「会社経営で一番苦労するのはどういったことですか?」
という質問を何回かされたことがあります。
ごめんなさい。それ、愚問です。
答えはひとつしかありません。
「資金繰り」です。
この国の小さなオーナー企業の経営者であれば、ほぼ全員がそう答えることでしょう。
「資金繰りの苦労は、やった者にしかわからない」と、多くの社長さんが言います。
その通りです。私もやってみて本当にびっくりしました。
特にIT企業の場合、「得意客が何年もの間、毎月継続的に購入してくれる」という商売形態ではないことが多いため、「事業の安定」がなんとも見えにくいという特徴があります。
それでも事務所経費や外注費用、従業員給与は毎月同じ日に必ず払わなければなりません。
ずっと不安なのですよ。
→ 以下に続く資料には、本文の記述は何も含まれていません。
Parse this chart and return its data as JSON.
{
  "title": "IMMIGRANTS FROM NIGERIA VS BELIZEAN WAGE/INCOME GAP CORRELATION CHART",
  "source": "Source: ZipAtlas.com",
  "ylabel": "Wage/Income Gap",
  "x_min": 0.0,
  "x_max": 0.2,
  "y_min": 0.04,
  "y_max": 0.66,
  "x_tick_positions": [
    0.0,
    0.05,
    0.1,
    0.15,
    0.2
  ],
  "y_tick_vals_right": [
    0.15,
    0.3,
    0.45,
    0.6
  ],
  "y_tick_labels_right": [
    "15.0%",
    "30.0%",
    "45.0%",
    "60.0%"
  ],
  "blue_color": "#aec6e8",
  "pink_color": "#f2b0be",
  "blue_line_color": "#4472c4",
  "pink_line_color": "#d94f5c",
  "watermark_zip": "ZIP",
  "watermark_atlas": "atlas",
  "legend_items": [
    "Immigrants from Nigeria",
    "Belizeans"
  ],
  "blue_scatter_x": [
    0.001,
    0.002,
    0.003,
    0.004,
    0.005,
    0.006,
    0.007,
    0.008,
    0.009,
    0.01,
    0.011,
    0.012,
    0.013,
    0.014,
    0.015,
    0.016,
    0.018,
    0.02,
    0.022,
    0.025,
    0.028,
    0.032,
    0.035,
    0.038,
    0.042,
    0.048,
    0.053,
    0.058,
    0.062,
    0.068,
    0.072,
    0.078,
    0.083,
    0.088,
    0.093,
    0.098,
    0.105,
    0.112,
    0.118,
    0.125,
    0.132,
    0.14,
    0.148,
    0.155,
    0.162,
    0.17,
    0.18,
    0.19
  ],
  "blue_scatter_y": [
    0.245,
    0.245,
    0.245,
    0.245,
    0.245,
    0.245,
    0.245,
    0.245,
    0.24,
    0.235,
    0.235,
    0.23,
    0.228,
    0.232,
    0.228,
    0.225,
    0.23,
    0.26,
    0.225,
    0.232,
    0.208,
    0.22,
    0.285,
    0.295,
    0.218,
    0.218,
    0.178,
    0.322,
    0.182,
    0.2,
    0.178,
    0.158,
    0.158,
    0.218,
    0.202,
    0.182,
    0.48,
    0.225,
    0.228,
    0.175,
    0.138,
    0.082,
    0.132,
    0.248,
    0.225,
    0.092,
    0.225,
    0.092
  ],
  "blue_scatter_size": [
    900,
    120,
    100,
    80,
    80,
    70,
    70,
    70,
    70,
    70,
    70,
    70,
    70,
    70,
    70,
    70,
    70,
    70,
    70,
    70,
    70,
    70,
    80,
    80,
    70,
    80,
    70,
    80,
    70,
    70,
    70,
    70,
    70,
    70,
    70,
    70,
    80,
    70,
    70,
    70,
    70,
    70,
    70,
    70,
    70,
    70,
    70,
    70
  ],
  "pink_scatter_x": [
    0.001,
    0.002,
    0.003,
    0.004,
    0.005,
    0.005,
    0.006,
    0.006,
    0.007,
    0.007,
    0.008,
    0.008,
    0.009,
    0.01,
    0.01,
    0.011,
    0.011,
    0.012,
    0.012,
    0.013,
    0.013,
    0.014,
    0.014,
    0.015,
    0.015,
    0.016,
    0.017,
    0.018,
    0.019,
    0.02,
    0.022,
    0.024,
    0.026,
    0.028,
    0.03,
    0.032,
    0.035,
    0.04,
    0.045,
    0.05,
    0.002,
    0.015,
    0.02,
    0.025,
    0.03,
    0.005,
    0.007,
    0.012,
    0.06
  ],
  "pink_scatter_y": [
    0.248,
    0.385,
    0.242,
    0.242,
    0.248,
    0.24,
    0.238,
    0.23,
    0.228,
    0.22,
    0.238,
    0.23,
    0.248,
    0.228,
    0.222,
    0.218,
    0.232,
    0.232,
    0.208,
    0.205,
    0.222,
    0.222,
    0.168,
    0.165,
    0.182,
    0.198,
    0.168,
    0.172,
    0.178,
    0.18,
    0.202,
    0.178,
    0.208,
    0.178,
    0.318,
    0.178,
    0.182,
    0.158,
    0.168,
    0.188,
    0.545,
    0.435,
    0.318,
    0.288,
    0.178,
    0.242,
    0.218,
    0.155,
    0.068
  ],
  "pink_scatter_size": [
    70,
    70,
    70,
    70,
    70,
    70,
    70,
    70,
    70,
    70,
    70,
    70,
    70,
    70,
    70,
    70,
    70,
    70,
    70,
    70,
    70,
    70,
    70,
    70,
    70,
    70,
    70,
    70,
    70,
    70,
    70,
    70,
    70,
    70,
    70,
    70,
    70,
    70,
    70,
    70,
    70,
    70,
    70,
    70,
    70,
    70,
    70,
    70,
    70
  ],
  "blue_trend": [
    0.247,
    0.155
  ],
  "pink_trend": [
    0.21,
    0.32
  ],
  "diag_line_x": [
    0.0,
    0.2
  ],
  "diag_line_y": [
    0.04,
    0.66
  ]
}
「仕事が急になくなる」こととか、「大きな金額の請負契約が遅延する、最悪破綻する」ということが。
もちろんそのために金融機関との取引(借入)は行います。
しかしそれには「企業としての信用」が絶対に必要です。そしてこの国では「信用」の根幹は「長く続けていること」なのです。
つまり、起業から最初の数年間くらいが「信用」も低く、売上も平均化していない試練の時期ということになります。
当社の場合、その時期があのリーマンショックと重なりました。(最悪でしょ?)
いやあ大変でしたよ。毎月「ああ、今月も何とか乗り切った…」の繰り返し。
家計からの持ち出しだって当然のようにやります。
まあ、それで何とかなる程度の事業規模の内に資金繰りの苦労というか、コツのをつかめたのでいい経験にはなりましたが。
最近になってようやく、長年契約頂いている多くの得意先からの平均化された売上がかなり先まで見通せるようになり、長く続けてきたことによる金融機関からの「信用」も安心できるレベルになったため、そこまで資金繰りに苦労しなくても済むようになりました。
だから、ですね。
小さなオーナー企業にお勤めの皆さん。
社長が会社名義の高級車を乗り回していたり(これ、実は有効な節税対策です)、毎日のように会社の金で飲み歩いたりしても(これも節税効果のある営業行為です。ほ、本当ですって!)、あまり目くじら立てないでください。
それ、会社の状況が悪くないということですから。